Mahallede komşular ile 2-3 gece dışarıda yatıyoruz.
Günler geçtikçe deprem sonuçları netleşmeye başlıyor:
Şiddeti:7.4
Ölü sayısı:20–25 bin civarında
Taraklı’da yıkılan bina ölü yada yaralı yok ama.Adapazarı’n da yıkılan binalar çöp yığını haline gelmiş, köprüler yerle bir olmuş, minarelerin boyu kubbelerde kalmış.
Deprem sonrası hazırlıksız halk, enkaz altındakiler için bir şeyler yapmaya çalışıyor ama organizeli bir çalışma olmaığı için ölü sayısı artıyor.

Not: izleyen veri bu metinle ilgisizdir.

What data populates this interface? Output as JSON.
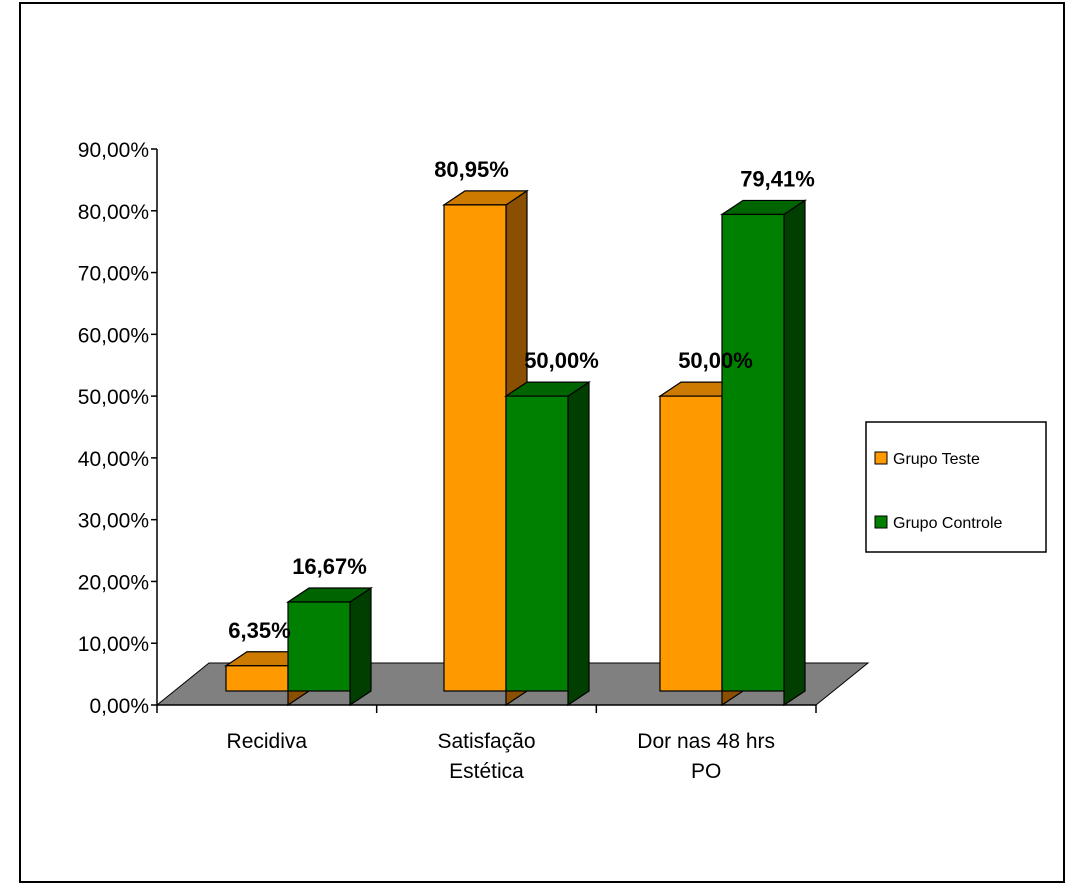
{
  "chart_data": {
    "type": "bar",
    "title": "",
    "xlabel": "",
    "ylabel": "",
    "categories": [
      "Recidiva",
      "Satisfação Estética",
      "Dor nas 48 hrs PO"
    ],
    "category_lines": [
      [
        "Recidiva"
      ],
      [
        "Satisfação",
        "Estética"
      ],
      [
        "Dor nas 48 hrs",
        "PO"
      ]
    ],
    "ylim": [
      0,
      90
    ],
    "yticks": [
      0,
      10,
      20,
      30,
      40,
      50,
      60,
      70,
      80,
      90
    ],
    "ytick_labels": [
      "0,00%",
      "10,00%",
      "20,00%",
      "30,00%",
      "40,00%",
      "50,00%",
      "60,00%",
      "70,00%",
      "80,00%",
      "90,00%"
    ],
    "series": [
      {
        "name": "Grupo Teste",
        "values": [
          6.35,
          80.95,
          50.0
        ],
        "labels": [
          "6,35%",
          "80,95%",
          "50,00%"
        ],
        "color": "#FF9900",
        "top_color": "#CC7A00",
        "side_color": "#8A4F00"
      },
      {
        "name": "Grupo Controle",
        "values": [
          16.67,
          50.0,
          79.41
        ],
        "labels": [
          "16,67%",
          "50,00%",
          "79,41%"
        ],
        "color": "#008000",
        "top_color": "#006400",
        "side_color": "#003F00"
      }
    ],
    "legend_position": "right",
    "three_d": true,
    "floor_color": "#808080",
    "grid": false
  }
}
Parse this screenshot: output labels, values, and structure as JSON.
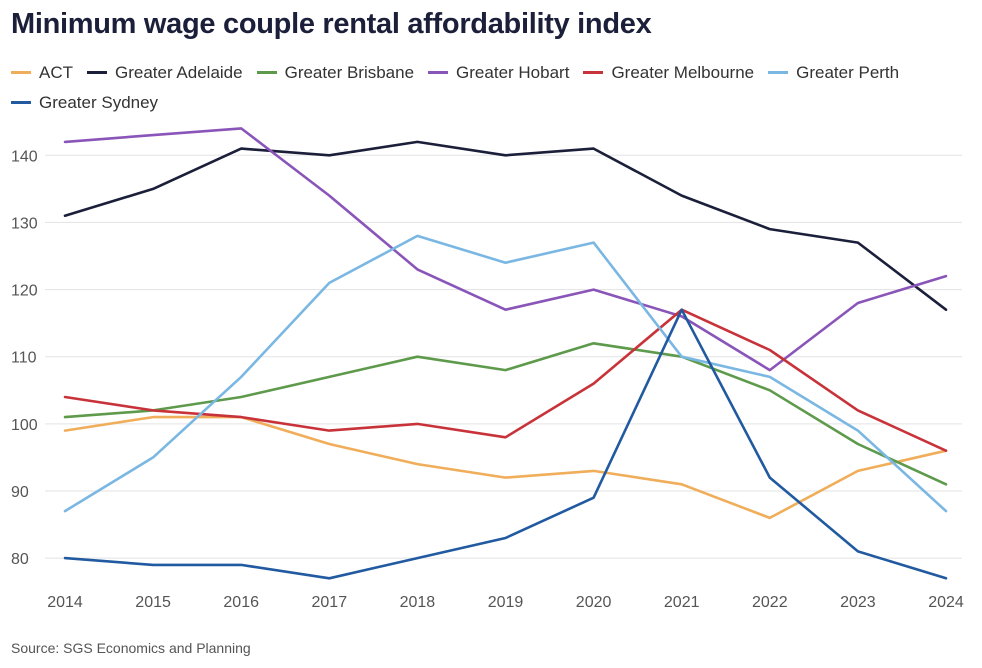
{
  "chart_data": {
    "type": "line",
    "title": "Minimum wage couple rental affordability index",
    "xlabel": "",
    "ylabel": "",
    "x": [
      2014,
      2015,
      2016,
      2017,
      2018,
      2019,
      2020,
      2021,
      2022,
      2023,
      2024
    ],
    "x_labels": [
      "2014",
      "2015",
      "2016",
      "2017",
      "2018",
      "2019",
      "2020",
      "2021",
      "2022",
      "2023",
      "2024"
    ],
    "ylim": [
      76,
      146
    ],
    "yticks": [
      80,
      90,
      100,
      110,
      120,
      130,
      140
    ],
    "ytick_labels": [
      "80",
      "90",
      "100",
      "110",
      "120",
      "130",
      "140"
    ],
    "grid": true,
    "legend_position": "top",
    "series": [
      {
        "name": "ACT",
        "color": "#f0ad5a",
        "values": [
          99,
          101,
          101,
          97,
          94,
          92,
          93,
          91,
          86,
          93,
          96
        ]
      },
      {
        "name": "Greater Adelaide",
        "color": "#1b1f3a",
        "values": [
          131,
          135,
          141,
          140,
          142,
          140,
          141,
          134,
          129,
          127,
          117
        ]
      },
      {
        "name": "Greater Brisbane",
        "color": "#5e9a4b",
        "values": [
          101,
          102,
          104,
          107,
          110,
          108,
          112,
          110,
          105,
          97,
          91
        ]
      },
      {
        "name": "Greater Hobart",
        "color": "#8a55b8",
        "values": [
          142,
          143,
          144,
          134,
          123,
          117,
          120,
          116,
          108,
          118,
          122
        ]
      },
      {
        "name": "Greater Melbourne",
        "color": "#c8333a",
        "values": [
          104,
          102,
          101,
          99,
          100,
          98,
          106,
          117,
          111,
          102,
          96
        ]
      },
      {
        "name": "Greater Perth",
        "color": "#7ab7e2",
        "values": [
          87,
          95,
          107,
          121,
          128,
          124,
          127,
          110,
          107,
          99,
          87
        ]
      },
      {
        "name": "Greater Sydney",
        "color": "#215aa0",
        "values": [
          80,
          79,
          79,
          77,
          80,
          83,
          89,
          117,
          92,
          81,
          77
        ]
      }
    ]
  },
  "source": "Source: SGS Economics and Planning"
}
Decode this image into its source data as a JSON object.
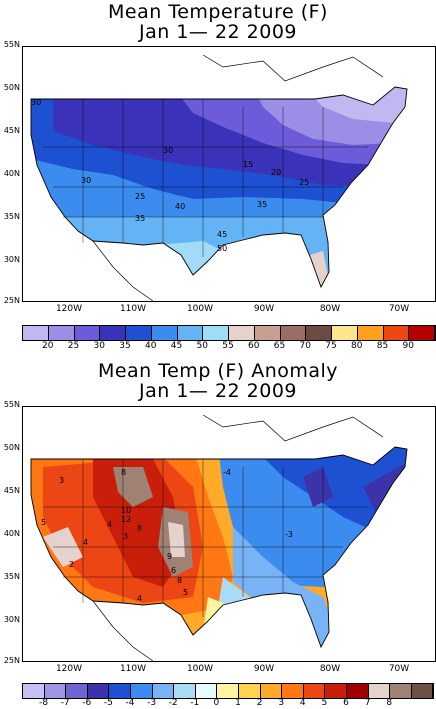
{
  "top": {
    "title_line1": "Mean Temperature (F)",
    "title_line2": "Jan 1— 22 2009",
    "lat_labels": [
      "55N",
      "50N",
      "45N",
      "40N",
      "35N",
      "30N",
      "25N"
    ],
    "lon_labels": [
      "120W",
      "110W",
      "100W",
      "90W",
      "80W",
      "70W"
    ],
    "contour_labels": [
      "30",
      "30",
      "25",
      "35",
      "40",
      "45",
      "50",
      "30",
      "15",
      "20",
      "25",
      "35"
    ],
    "legend_colors": [
      "#c0b8f0",
      "#9a8ee6",
      "#6c5cd9",
      "#3a32b8",
      "#1e50d2",
      "#3c8cf0",
      "#64b4f5",
      "#a0dcf8",
      "#e6d2cc",
      "#c89f91",
      "#9a6e64",
      "#6e4b41",
      "#ffe68c",
      "#ffa01e",
      "#f04614",
      "#b40000"
    ],
    "legend_ticks": [
      "20",
      "25",
      "30",
      "35",
      "40",
      "45",
      "50",
      "55",
      "60",
      "65",
      "70",
      "75",
      "80",
      "85",
      "90"
    ]
  },
  "bottom": {
    "title_line1": "Mean Temp (F) Anomaly",
    "title_line2": "Jan 1— 22 2009",
    "lat_labels": [
      "55N",
      "50N",
      "45N",
      "40N",
      "35N",
      "30N",
      "25N"
    ],
    "lon_labels": [
      "120W",
      "110W",
      "100W",
      "90W",
      "80W",
      "70W"
    ],
    "contour_labels": [
      "3",
      "5",
      "4",
      "2",
      "8",
      "10",
      "12",
      "4",
      "8",
      "3",
      "9",
      "8",
      "6",
      "5",
      "4",
      "-4",
      "-3"
    ],
    "legend_colors": [
      "#c8c0f2",
      "#a096e6",
      "#7064d2",
      "#3c32aa",
      "#1e50d2",
      "#3c8cf0",
      "#78b4f5",
      "#aadcf8",
      "#e6faff",
      "#fff5a0",
      "#ffd250",
      "#ffaa28",
      "#ff7814",
      "#eb4614",
      "#c81e0a",
      "#a00000",
      "#e6d2cc",
      "#a08274",
      "#6e5046"
    ],
    "legend_ticks": [
      "-8",
      "-7",
      "-6",
      "-5",
      "-4",
      "-3",
      "-2",
      "-1",
      "0",
      "1",
      "2",
      "3",
      "4",
      "5",
      "6",
      "7",
      "8"
    ]
  }
}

Buna rağmen az da olsa sağ kurtarılan vatandaşlar tüm milletimizin moral kaynağı oluyor.
Kâğıt gibi devrilmiş binaların altındaki binlerce, onbinlerce sessiz sedasız uyanamayacakları uykuya dalmış kardeşlerimiz, analarımız, bacılarımız, evlatlarımız, can Mehmetçiklerimiz hüzün bulutlarının getirdiği gözyaşı bıraktırıyorlar arkalarından.
Deprem
“Bastığın yerleri toprak diyerek geçme tanı”nın acı ama bir o kadar da gerçek ifadesidir.
Öksüzlerin, yetimlerin tarihine düşülen, unutulmayacak yeni bir nottur.
Milletimizin bir kez daha başı sağolsun.